Quantos brasileiros compraram livros em 2025? O consumo de livros no Brasil cresceu em 2025, atingindo 18% da população adulta, impulsionado por jovens, mulheres negras da classe C e o uso de redes sociais para descoberta e compra.
Em 2025, o número de brasileiros que compraram ao menos um livro, seja impresso ou digital, alcançou 18% da população com mais de 18 anos, segundo pesquisa divulgada pela Câmara Brasileira do Livro em parceria com a Nielsen BookData. O avanço representa um aumento de 2 pontos percentuais frente a 2024, o que equivale a cerca de 3 milhões de novos consumidores.
A presidente da CBL, Sevani Matos, destacou que o resultado demonstra a persistência do livro como bem cultural relevante e a existência de espaço real para expansão do mercado editorial nacional. Ela atribuiu o crescimento a uma combinação entre ações de editores, livrarias, autores, políticas públicas e influenciadores digitais.
O estudo, chamado Panorama do Consumo de Livros, foi baseado em 16 mil entrevistas realizadas em outubro de 2025. Entre os que não adquiriram livros no período, 28%, cerca de 35 milhões de pessoas, apontaram a ausência de lojas físicas próximas como principal motivo.
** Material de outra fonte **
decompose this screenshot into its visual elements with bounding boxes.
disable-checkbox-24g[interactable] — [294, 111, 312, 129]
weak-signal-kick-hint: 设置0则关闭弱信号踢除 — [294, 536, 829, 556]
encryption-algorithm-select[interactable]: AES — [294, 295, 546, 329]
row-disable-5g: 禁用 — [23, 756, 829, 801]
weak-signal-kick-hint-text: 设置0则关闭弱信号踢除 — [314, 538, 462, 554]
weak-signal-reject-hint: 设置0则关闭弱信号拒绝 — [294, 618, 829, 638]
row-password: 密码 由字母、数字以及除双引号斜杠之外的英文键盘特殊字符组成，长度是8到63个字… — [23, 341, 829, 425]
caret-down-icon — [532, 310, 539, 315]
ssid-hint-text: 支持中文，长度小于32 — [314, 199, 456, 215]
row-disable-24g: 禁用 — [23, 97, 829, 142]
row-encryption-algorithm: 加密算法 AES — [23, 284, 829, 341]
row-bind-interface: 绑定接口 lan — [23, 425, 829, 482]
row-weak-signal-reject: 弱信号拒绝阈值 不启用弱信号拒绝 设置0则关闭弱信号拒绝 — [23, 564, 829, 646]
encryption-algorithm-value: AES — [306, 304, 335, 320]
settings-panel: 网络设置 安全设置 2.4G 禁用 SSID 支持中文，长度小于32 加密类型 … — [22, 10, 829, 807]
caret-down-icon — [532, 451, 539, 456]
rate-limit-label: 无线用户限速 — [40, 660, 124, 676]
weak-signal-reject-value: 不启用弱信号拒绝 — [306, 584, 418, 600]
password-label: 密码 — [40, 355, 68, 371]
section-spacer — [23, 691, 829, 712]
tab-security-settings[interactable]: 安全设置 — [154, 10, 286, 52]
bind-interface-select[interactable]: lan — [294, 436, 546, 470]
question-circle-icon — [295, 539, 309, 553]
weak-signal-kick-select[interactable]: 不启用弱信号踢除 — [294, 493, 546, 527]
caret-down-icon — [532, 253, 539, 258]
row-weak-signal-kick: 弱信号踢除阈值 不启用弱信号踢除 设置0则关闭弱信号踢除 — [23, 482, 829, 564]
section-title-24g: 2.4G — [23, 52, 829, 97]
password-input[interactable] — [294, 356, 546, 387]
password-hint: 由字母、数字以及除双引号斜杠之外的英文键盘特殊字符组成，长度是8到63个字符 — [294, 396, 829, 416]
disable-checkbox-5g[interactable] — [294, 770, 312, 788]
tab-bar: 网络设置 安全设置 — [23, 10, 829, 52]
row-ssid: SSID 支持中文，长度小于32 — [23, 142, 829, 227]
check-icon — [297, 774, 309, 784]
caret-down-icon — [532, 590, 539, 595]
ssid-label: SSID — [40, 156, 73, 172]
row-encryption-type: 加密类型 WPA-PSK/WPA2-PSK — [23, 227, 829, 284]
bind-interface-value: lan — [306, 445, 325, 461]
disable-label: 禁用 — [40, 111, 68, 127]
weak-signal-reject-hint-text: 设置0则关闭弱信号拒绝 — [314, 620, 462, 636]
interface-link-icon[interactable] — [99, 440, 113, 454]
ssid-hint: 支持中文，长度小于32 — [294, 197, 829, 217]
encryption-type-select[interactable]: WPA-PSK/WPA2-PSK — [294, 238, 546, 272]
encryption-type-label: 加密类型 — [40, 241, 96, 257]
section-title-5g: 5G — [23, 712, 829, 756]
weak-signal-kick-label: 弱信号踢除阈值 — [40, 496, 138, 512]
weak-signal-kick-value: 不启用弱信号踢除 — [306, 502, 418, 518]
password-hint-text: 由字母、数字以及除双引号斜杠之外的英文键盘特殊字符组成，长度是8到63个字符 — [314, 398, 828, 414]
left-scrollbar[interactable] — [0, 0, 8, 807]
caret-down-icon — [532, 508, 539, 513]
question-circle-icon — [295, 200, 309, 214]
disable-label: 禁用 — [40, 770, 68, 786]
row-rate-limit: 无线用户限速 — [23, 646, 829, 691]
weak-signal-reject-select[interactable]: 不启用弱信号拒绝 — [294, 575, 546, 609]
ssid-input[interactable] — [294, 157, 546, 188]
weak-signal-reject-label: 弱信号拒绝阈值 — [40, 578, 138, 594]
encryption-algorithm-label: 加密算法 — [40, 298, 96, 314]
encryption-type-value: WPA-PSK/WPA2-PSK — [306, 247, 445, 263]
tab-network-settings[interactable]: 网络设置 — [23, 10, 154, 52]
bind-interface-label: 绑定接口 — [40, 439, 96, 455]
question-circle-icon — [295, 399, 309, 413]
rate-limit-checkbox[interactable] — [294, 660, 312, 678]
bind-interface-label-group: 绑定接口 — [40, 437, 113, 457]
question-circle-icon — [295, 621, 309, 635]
Outros 35% mencionaram o preço elevado como barreira.
Além disso, 16,3% informaram ter baixado livros digitais gratuitamente, enquanto 16,1% acessaram PDFs sem custo. Mariana Bueno, coordenadora de pesquisas da Nielsen BookData, classificou esses casos como demanda reprimida, muitas vezes ligada à pirataria, mas que revela um interesse latente pela leitura, passível de ser convertido em consumo legítimo com estratégias adequadas.
Mulheres representam 61% dos compradores de livros no país. O grupo mais expressivo é formado por mulheres negras da classe C, responsáveis por 15% do total de consumidores. O maior avanço foi registrado entre jovens de 18 a 34 anos, com alta de 3,4 pontos percentuais.
Sevani Matos ressaltou o papel das redes sociais como canal de acesso à literatura, especialmente por meio de criadores de conteúdo e comunidades online. Mariana Bueno também mencionou os livros de colorir, adquiridos por 11 milhões de adultos, como fator relevante, embora enfatize que obras de ficção, sobretudo do gênero Young Adult, foram decisivas nesse crescimento.
Mais da metade dos consumidores, 56%, realiza compras por redes sociais, sendo que mulheres de 25 a 54 anos respondem por 76% dessas transações. Na última aquisição, 80% optaram pelo formato impresso.
As formas de acompanhar lançamentos incluem sites de vendas, indicações pessoais, visitas a livrarias e influenciadores. Metade dos compradores ainda prefere adquirir livros online, mas as livrarias seguem importantes como espaços de lazer, cultura e conhecimento, frequentados por quem busca experiência além da simples compra.